Talking to a crowded room at The Writer’s Bookstore in Westwood, Paul Chitlik, a writer for numerous television shows, film studios and now published in book form with the new tome "Rewrite", informed us that even when we want very much to be done as professionals, we owe it to ourselves, our stories and our readers to do eight more passes. Eight more!!
Yup. In fact, many major movies go through 25 or 20 rewrites. Often those rewrites are written into the contract, but sometimes it becomes hard to do the rewrite yourself and you just have to let it go and see how someone else can stretch the box.
Finished procrastinating? Ok then, let’s get started.
First you must determine if there is conflict in every scene and if the plot points fall where they should. The end of act one should propel the central character to take action. Does yours?
At midpoint, his goal changes from outward to inward – like with Bruce Willis getting his family back in Die Hard. 2/3 of the way through, you have the gloom and doom where you think that he will never succeed, and then the final challenge before all loose ends are tied up and you return to normal.
You make a pass to make sure your description is terse, clear and clean, and then another one for the protagonist to have his own voice. Another pass for the antagonist, a third pass for the distinctive supporting characters. You check for punctuation and grammar, too. You can be the best writer in the world but the reader won’t get past page ten if they find mistakes. One last pass for page length since the scripts these days tend to be between 90-110 at optimum, so you must look where you can cut.
One young student at the Writer’s Store said that the book not only helped her with rewriting, but helped her to write her first draft better. I can see how that can be, since his advice is down to earth and very useful for any writer, whether they're doing books or films.
I know that I do at least five drafts on all my work just because I am trying to constantly tighten it and make it zing better, faster and with more emotion.
Paul’s website is open to all, and under Ask a Mentor, he will answer any film writing question to the best of his ability, but you just might want to take one of his courses. He will also do personal 1:1 instruction and write you a report on your script and what needs to be done to polish it, then talk you through the beginning of it.
The Loyola Marymount/UCLA instructor also has given master classes at University of Barcelona’s film school. It helps that he’s fluent in Spanish. Chitlik will often assist foreign language students in translating their wonderful scripts into English.
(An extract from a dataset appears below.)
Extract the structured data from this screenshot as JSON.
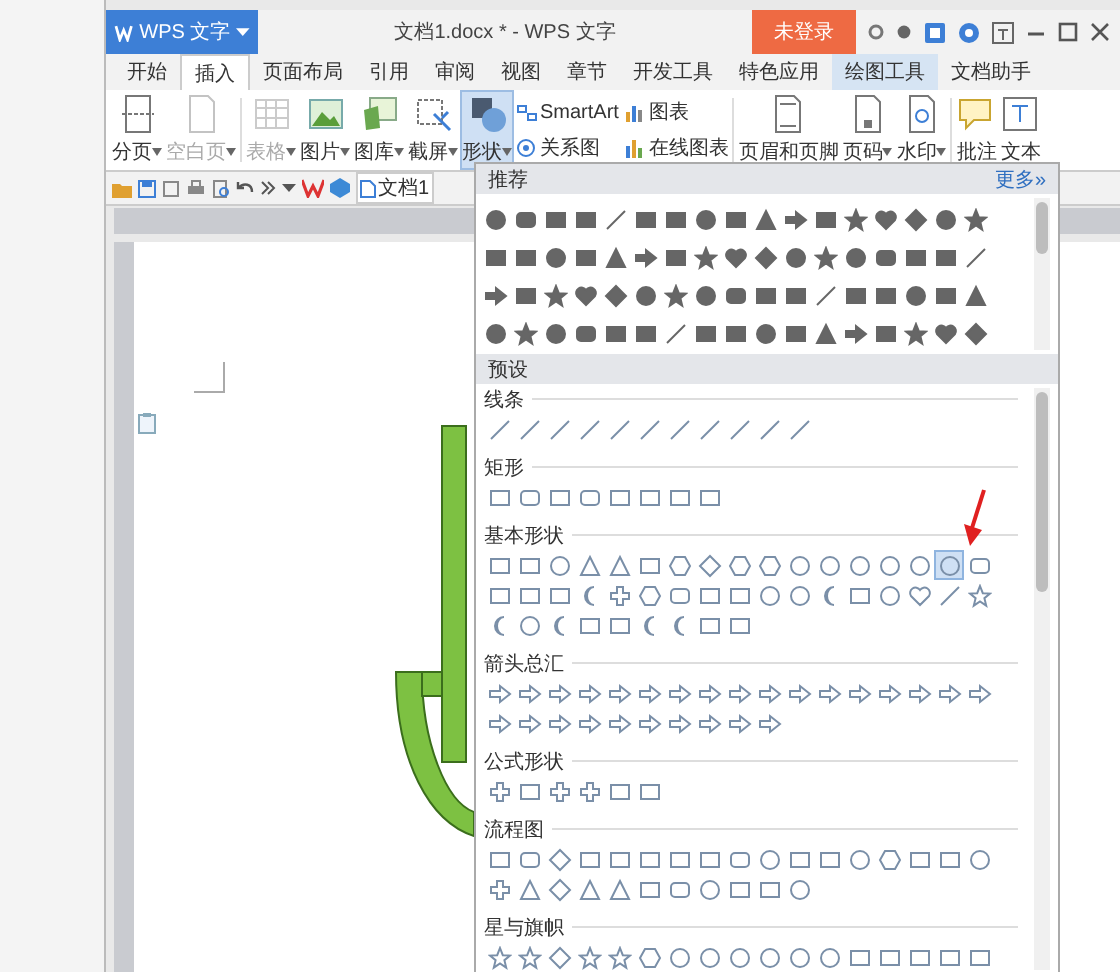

But if you don’t happen to live in Los Angeles, New York or Spain, you can still learn to rewrite your material.
"Rewrite" can be purchased at The Writer's Store, Amazon or any major book store.
Twice a year, he holds a European quest where you not only learn the basics of rewriting, but you also get to see beautiful countryside. The one coming up to Tuscany is filled, but there is a waiting list and other trips occur on a regular basis. For two weeks in June, Paul will take 6-8 special students for a sojourn in writing at Italian villa Michelangelo. www.aboutfilm.com/michelangelo/course.htm
Do you have what it takes to bring your writing to the next level? Face facts, no script is ready after just one draft... so, pencils sharpened…
The book is called REWRITE (by Paul Chitlik, Michael Wiese Productions $16.95) because that is what we have to do.